Short Films: Compilation

This is a compilation of short films I made from 2017-2020. All of them were made using the ‘movie’ function on my handheld point and shoot camera in the low fidelity conventions of found footage films. I wanted to have a surreal, otherwordly quality to all of these movies, like they were made by someone who had just picked up their camera and started filming naturally – but filming within a sort of netherworld, where the forests are still the dark and mysterious places they were in earlier, more analog days. I added on the ‘.avi’ to each title as a convention, since a lot of early internet urban legends dealt with strange videos that often added “.avi” as a way to make them seem more believable.

Statement – lost.avi [00:00-00:37]

For this film’s soundtrack I used a circuit-bent toy synth keyboard, which creates the eerie electronic tones that are reminiscent of those used in some 1980s art house horror movies.

This one is more or less an experimental piece, where the tension comes from the camera’s focus on the huge white tree – I made sure that it was something both the main character of the film and the audience focus on, where it has an almost spiritual feel to it. Lowering the exposure and darkening the forest was also an intentional aspect, where I wanted it to be nearly impossible to see where the trees end. So it’s an autumnal, esoteric film regarding the experience of being lost in a forest that is larger than you could ever imagine.

Statement – forestlight.avi [00:37 – 1:08]

The second film in this series of short films is called forestlight, and it’s one of my favourites of the series. Again it’s set in the same forest as the last one, this vast strange backyard of the city we know. The main character is scared to be here, and the camera is jittery and shaking. This was shot in a part of the woods where I’d previously done a sculptural project, where there was already a lot of garbage – and so that garbage became the object of interest for the person behind the camera. I made sure to creep slowly towards it to build suspense – and then the light (which in reality is one of the trains that pass by regularly) seems to have found our main character, and the sound of the horn blasts as my film ends.

For this one I wanted it to feel like something that could happen in reality, but with a tinge of the surreal. Why is the main character scared, and half-running? Why is he so interested in the collection of rusted junk in this forest clearing?

With the low-fidelity of the point and shoot I wanted to add a sense of timelessness, as well as throwback to videos on the internet of my youth like I Feel Fantastic or Barbi.Avi. Something that you might find on a YouTube channel with no subscribers and no views, or on a VHS tape in your grandmother’s attic with no label and no explanation.

Statement – nightwalk.avi [1:08 – 1:52]

The third film in the collection is another from the same conceptual well as forestlight, where the protagonist is scared of something the viewer can’t see, and it’s in a secluded space at night.

This film begins with the main character walking through an industrial area at night, obviously shaken by something, and looking into the darkness. Suddenly, he breaks into a run, his desire to film suddenly not a priority, as the camera swings by his side. At the climactic moment of the film the camera is dropped, or he is ‘vanished’ out of existence. At that point, the camera’s view points towards evidence of humanity again, in the form of a busy residential street. The main character is gone.

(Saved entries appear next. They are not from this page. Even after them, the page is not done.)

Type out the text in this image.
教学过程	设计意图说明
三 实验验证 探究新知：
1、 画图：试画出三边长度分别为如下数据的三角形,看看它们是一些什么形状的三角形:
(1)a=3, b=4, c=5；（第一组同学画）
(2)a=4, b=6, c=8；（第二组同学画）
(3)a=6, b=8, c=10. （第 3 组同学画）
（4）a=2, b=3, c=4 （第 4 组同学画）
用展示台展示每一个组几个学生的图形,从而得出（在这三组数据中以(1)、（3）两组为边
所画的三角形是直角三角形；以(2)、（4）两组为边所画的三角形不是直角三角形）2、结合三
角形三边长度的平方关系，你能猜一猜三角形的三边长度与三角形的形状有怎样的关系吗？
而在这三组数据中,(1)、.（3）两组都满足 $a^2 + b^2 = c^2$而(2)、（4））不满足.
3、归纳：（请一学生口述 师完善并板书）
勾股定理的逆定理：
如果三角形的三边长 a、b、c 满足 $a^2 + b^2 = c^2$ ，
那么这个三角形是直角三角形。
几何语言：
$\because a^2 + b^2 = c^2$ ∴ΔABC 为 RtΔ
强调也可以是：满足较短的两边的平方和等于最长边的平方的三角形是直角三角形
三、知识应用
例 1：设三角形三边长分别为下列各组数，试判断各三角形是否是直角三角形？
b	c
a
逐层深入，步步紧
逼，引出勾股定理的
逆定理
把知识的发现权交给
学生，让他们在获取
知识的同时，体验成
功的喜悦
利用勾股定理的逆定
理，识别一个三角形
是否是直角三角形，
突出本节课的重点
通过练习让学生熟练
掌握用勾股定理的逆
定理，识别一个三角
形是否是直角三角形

During the pandemic I often felt like this main character. Not being chased by anything, of course – but when I’d take walks at night it seemed like a place ‘apart’ from any kind of human presence. Living next to an industrial area it often was nearly abandoned at night and the bright lights like the one the camera focuses on in this film and the one before almost had a presence of their own.

Statement – flowers.avi [1:52 – 2:43]

This film is much more in the realm of the first in terms of experimental qualities. It’s another piece dealing with the vastness of the forest, and in it I try to showcase this by having it take up the entire screen.

In the end of this film we see a refracted, shimmering silhouette of the cameraman.

Statement – whistling.avi [2:43 – 3:16]

In whistling I positioned the camera at the edge of a local concrete culvert pipe that’s degraded over the years. It’s a call & response video where the unseen whistler, which the viewer isn’t sure if it’s the person behind the camera or something unseen on the other end of the pipe. Eventually the echos begin to blend with the whistle itself, creating an eerie tune that harmonizes alone.

Again, this one is based on my own experiences of the woods nearby, as well as my childhood in rural America. While the woods were a great place to play, there was also an underlying sinister quality. Nothing concrete, like a horror movie slasher or true crime – but something that calls back to you when you whistle into a deep, dark place.